Lejos de dilucidar la complicada y errática naturaleza del homo sapiens, el presente estudio pretende sólo exponer las observaciones hechas de dicha especie dentro de los confines del cuadrangular recinto de transportación vertical conocido como ascensor. La carencia de explicaciones se debe a que esa naturaleza cambiante y errática que mencionábamos desafía a diario los paradigmas y estatutos que la psicología se empeña en querer hacer pasar como infalibles y certeros.
En primer lugar, es necesario entender que el aparato mecánico de desplazamiento vertical resulta para el humano, desde el punto de vista sicológico, un trauma doloroso: el ascensor es el resultado de la inutilidad del cuerpo frente a la pretensión babilónica de los rascacielos modernos en antagonismo directo con la blanda redondez del trabajador promedio. De igual forma, resulta el sarcófago metálico un elemento sine qua non de la vida en los edificos ante la imposibilidad vertical en forma de escalera.
Contextualizado ya el aparato de transportación del proletariado moderno, podemos pasar a ver algunas de las prácticas más comunes. En primer lugar, el ser humano tiene una tendencia irreductible a presionar el botón de llamada del aparato en reiteradas ocasiones, aún a sabiendas de que dicha operación repetitiva y de carácter desesperado e impaciente es totalmente inútil. Es curioso observar que, aunque dicha operación no produjo resultado alguno en la llamada del aparato, muchos primates con traje repiten la operación con el botón que demarca el piso al que desean llegar.
En segundo lugar, se observa un efecto físico dual por el hecho de estar en el recinto en compañía de otros humanos: una contracción del esfínter que produce cara de dolor y un levantamiento de los hombros aunado a un junte de las extremidades con tal de evitar cualquier roce con las demás bestias encerradas en el rectángulo. De igual forma, en lo que respecta al campo visual, el humano busca un punto en el techo, la pared o el suelo para clavar la vista: es necesario evitar el contacto visual con los demás presentes para que no se confundan las intenciones.

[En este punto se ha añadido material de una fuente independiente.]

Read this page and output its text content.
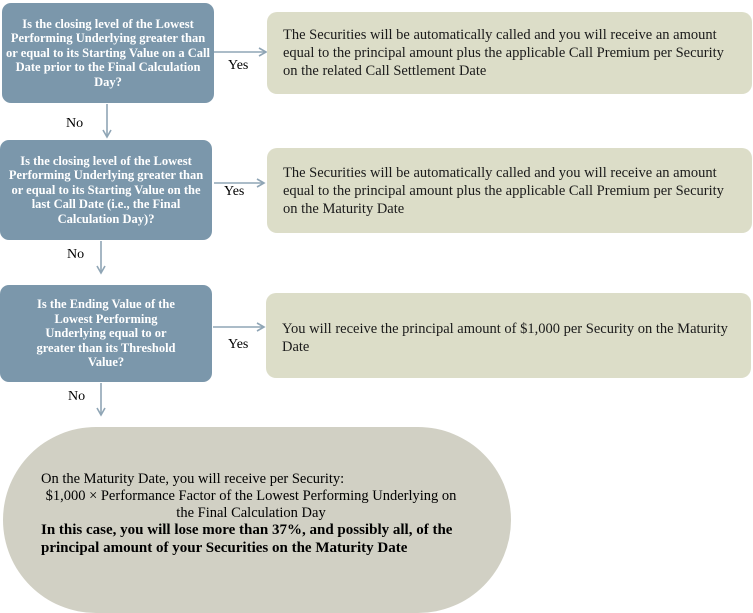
Is the closing level of the Lowest Performing Underlying greater than or equal to its Starting Value on a Call Date prior to the Final Calculation Day?
Is the closing level of the Lowest Performing Underlying greater than or equal to its Starting Value on the last Call Date (i.e., the Final Calculation Day)?
Is the Ending Value of the Lowest Performing Underlying equal to or greater than its Threshold Value?
The Securities will be automatically called and you will receive an amount equal to the principal amount plus the applicable Call Premium per Security on the related Call Settlement Date
The Securities will be automatically called and you will receive an amount equal to the principal amount plus the applicable Call Premium per Security on the Maturity Date
You will receive the principal amount of $1,000 per Security on the Maturity Date
Yes
Yes
Yes
No
No
No
On the Maturity Date, you will receive per Security:
$1,000 × Performance Factor of the Lowest Performing Underlying on the Final Calculation Day
In this case, you will lose more than 37%, and possibly all, of the principal amount of your Securities on the Maturity Date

En caso de que quede espacio suficiente en el ascensor, se observa que cada miembro del grupo escoge una esquina para pegar su cuerpo a la pared y sólo se separa de su rincón en el momento en que llega a su destino. Claro está, se observan muchos casos en los que, por la prisa y la necesidad de dejar de estar con otros humanos, uno de ellos camina hasta la puerta y sale en el piso equivocado. Cuando esto sucede hay dos soluciones: algunos regresan con el rabo entre las patas a su rincón de silencio y otros, los más orgullosos, depués de poner esa cara de sorpresa que delata que se bajaron en el piso incorrecto, se tragan su error y caminan por el pasillo en espera de que el ascensor se cierre para poder llamar y subirse a otro en el que todos ignoren su error.
Por último, la presencia de otro ser humano siempre preocupa al que primero se va a bajar. Es esa realidad humana que todo el mundo conoce: el que se queda le mira el culo al que sale. Probablemente por esto es que se acelera la respiración y el habla. El resultado de esa acelelración es que, en los casos en que los primates encorbatados recuerdan que sus madres los entrenaron para decir buenos días/tardes/noches, el falso deseo sale de sus bocas con la misma velocidad y entonación que un pedacito de comida que la intrépida y curiosa lengua encontró en la muela trasera dos horas después de comer.
La próxima vez que se vean en una situación de movimiento dentro de uno de estos aparatos, no duden en sonreir ampliamente y mirar a los ojos a sus compañeros de viaje; verán que ellos no saben dónde carajo meterse ni qué hacer. Háganlo y después me cuentan.